EU politicians are under heavy pressure to act. But will they learn from past mistakes that have helped worsen this energy crisis? Until the Russian invasion, EU politicians aimed to stop fossil fuel development altogether and, as in Germany, shut down nuclear. Instead, they focused on wind, solar, green hydrogen, biomass and so on, without considering the implications for national security or energy reliability.
In the face of this policy-induced squeeze, several countries were already turning back to coal-based energy before the war. Its use increased 13 percent in 2021. Now the EU is begging for liquefied natural gas to replace the natural gas Russia is turning off.
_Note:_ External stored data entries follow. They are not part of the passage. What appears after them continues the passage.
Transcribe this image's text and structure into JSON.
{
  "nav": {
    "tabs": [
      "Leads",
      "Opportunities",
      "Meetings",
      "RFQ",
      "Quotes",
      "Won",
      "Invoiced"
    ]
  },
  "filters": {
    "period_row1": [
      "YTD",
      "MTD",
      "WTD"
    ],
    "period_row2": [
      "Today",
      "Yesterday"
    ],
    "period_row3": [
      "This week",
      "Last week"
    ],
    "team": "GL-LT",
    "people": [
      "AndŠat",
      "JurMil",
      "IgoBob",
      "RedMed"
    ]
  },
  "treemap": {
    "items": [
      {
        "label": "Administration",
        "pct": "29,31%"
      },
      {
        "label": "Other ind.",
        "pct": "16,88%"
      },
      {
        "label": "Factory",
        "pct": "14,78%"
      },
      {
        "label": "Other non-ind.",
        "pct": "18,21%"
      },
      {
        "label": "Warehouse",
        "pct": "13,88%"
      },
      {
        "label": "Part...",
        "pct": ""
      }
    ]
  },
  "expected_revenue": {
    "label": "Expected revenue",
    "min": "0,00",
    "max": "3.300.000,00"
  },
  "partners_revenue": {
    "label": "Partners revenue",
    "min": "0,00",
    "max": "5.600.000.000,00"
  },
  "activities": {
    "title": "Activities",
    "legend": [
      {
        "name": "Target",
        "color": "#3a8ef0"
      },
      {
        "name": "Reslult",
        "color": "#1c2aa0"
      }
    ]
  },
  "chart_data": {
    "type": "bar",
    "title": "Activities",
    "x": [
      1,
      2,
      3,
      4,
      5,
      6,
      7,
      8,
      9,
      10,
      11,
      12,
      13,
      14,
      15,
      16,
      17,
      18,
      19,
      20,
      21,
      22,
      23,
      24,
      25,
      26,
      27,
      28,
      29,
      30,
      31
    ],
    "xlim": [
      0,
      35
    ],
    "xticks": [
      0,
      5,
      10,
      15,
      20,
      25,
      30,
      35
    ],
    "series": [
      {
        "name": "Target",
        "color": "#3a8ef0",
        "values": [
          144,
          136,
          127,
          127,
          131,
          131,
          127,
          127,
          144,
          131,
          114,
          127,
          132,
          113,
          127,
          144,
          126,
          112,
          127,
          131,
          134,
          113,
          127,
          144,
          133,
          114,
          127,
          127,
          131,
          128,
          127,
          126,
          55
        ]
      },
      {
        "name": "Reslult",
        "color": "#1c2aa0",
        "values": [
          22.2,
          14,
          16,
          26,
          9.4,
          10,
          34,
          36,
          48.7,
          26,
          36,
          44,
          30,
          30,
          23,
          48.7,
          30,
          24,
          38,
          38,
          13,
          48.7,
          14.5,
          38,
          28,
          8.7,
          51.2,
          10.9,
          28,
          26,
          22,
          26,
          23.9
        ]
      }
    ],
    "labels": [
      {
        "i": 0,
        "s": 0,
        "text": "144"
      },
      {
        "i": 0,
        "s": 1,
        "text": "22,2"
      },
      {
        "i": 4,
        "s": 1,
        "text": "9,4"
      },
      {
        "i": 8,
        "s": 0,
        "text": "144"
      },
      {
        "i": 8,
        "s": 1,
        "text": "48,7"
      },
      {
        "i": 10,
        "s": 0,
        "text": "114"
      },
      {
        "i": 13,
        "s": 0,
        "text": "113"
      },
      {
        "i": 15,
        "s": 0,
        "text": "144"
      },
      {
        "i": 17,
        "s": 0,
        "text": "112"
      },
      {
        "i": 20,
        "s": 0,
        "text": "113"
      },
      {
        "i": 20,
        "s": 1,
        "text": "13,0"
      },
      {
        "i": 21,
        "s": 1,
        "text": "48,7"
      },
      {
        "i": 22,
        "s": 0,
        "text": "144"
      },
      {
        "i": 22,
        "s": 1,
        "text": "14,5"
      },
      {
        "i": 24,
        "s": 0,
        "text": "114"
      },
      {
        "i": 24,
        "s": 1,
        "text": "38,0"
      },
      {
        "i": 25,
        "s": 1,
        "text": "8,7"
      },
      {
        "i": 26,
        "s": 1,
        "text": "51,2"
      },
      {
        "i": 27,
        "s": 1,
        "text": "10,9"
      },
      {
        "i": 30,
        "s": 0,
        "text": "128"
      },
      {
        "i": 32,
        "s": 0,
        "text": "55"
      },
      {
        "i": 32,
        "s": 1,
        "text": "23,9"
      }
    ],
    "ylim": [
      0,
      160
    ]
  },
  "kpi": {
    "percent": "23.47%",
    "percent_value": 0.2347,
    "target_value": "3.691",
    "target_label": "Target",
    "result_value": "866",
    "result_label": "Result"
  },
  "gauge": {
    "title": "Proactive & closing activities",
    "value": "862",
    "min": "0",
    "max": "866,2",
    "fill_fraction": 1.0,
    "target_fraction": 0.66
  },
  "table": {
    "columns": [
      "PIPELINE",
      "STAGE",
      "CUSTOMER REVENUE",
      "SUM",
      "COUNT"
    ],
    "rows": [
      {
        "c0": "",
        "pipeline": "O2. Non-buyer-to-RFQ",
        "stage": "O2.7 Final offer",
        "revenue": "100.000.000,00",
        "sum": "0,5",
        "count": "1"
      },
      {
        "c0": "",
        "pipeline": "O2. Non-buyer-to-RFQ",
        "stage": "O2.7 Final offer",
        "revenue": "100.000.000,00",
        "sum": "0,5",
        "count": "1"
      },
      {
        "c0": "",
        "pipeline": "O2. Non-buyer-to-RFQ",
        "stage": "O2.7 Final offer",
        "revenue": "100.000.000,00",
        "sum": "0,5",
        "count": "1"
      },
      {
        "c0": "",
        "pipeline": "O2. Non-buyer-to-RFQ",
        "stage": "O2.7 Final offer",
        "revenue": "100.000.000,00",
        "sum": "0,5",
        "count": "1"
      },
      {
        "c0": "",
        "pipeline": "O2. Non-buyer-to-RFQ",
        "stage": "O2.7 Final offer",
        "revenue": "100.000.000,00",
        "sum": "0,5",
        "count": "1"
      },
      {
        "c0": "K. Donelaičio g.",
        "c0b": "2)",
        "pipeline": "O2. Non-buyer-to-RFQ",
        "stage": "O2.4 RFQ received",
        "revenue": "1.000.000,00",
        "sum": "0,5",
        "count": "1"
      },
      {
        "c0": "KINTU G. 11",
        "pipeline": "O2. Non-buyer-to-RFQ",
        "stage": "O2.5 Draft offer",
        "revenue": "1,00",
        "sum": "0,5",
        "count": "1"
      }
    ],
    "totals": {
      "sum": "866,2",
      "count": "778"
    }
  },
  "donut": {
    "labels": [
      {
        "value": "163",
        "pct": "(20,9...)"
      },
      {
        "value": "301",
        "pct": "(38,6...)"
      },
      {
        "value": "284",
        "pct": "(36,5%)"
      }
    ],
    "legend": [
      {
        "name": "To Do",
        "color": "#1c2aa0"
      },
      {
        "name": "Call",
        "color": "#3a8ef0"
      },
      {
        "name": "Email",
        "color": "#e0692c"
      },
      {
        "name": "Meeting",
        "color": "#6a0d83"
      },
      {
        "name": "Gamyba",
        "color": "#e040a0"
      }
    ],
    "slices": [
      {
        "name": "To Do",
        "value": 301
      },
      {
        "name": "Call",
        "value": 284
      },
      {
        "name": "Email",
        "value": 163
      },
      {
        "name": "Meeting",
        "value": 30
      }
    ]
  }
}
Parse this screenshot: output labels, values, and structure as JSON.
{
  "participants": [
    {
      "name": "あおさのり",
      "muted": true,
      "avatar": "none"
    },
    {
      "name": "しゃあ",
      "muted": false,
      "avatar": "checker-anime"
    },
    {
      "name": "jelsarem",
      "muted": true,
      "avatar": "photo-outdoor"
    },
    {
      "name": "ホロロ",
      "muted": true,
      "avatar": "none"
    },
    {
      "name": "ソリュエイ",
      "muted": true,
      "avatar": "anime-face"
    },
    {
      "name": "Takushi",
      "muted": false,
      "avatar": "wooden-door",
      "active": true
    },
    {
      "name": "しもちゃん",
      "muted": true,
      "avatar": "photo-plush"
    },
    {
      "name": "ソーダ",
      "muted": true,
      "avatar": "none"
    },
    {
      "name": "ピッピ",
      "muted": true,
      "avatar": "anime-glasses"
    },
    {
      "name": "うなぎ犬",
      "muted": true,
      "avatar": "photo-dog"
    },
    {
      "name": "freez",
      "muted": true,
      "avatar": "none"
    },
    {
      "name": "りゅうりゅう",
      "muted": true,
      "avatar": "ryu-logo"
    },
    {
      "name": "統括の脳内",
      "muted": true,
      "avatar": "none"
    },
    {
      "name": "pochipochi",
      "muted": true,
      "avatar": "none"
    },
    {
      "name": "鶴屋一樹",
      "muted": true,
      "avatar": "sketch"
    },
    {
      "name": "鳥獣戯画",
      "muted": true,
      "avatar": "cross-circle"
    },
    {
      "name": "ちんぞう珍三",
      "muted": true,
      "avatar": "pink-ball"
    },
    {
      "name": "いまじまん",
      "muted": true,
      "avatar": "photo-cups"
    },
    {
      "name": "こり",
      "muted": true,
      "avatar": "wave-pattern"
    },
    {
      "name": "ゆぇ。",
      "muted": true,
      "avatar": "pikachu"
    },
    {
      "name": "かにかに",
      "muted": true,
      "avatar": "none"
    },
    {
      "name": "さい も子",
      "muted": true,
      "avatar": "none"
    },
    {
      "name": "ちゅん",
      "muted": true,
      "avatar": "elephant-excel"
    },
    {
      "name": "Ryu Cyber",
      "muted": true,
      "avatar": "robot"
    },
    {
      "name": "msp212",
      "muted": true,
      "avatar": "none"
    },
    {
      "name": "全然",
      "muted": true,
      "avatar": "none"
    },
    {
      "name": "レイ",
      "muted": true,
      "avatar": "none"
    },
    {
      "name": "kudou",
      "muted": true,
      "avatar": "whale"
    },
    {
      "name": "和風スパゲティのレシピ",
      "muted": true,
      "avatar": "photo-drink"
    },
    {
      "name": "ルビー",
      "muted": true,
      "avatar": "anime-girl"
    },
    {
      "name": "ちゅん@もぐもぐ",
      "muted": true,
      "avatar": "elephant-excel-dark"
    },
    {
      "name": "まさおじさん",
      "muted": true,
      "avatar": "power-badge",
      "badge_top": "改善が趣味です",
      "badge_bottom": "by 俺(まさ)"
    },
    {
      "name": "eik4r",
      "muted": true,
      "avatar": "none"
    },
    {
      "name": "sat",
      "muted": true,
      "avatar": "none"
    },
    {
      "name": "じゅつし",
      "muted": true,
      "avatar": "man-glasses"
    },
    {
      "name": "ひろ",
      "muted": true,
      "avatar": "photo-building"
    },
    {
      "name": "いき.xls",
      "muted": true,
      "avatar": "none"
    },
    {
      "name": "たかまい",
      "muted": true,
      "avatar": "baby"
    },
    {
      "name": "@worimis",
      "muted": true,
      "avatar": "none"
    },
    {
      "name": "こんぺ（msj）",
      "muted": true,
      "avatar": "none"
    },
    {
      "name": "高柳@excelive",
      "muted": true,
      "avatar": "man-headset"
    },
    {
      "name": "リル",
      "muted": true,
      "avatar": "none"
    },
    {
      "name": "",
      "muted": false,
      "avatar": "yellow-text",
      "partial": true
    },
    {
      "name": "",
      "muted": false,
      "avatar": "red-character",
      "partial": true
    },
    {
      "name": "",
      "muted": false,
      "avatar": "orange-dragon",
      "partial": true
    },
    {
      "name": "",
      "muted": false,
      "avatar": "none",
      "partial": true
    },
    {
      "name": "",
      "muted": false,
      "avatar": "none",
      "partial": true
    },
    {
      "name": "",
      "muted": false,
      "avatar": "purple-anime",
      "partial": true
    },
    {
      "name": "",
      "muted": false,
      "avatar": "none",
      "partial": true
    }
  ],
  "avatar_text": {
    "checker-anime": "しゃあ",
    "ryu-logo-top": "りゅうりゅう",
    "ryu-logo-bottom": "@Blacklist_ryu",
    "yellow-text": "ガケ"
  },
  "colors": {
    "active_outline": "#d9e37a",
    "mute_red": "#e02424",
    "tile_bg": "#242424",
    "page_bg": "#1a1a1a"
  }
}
With new low-emission technologies not yet able to meet demand this backsliding is clearly necessary even if it may end up being temporary.
Liz Truss, the new British prime minister, gets all this. Not only is she protecting low-income families from high energy prices, she opposes windfall taxes and favors fracking. The EU, meanwhile, remains uncomfortable with oil and gas development, relying on imports from non-EU sources like Norway, the UK, the US and the Middle East.
Will Canada bring back the NEP with windfall taxes on the energy industry and utilities? The NDP, the Liberals’ junior partner, is pushing hard for it. But we are not in the same situation as Europe. A windfall tax will hurt a secure and reliable energy supply and stoke Western alienation. If the PM who believes there’s no business case for LNG brings in a windfall energy tax, watch Alberta go ballistic.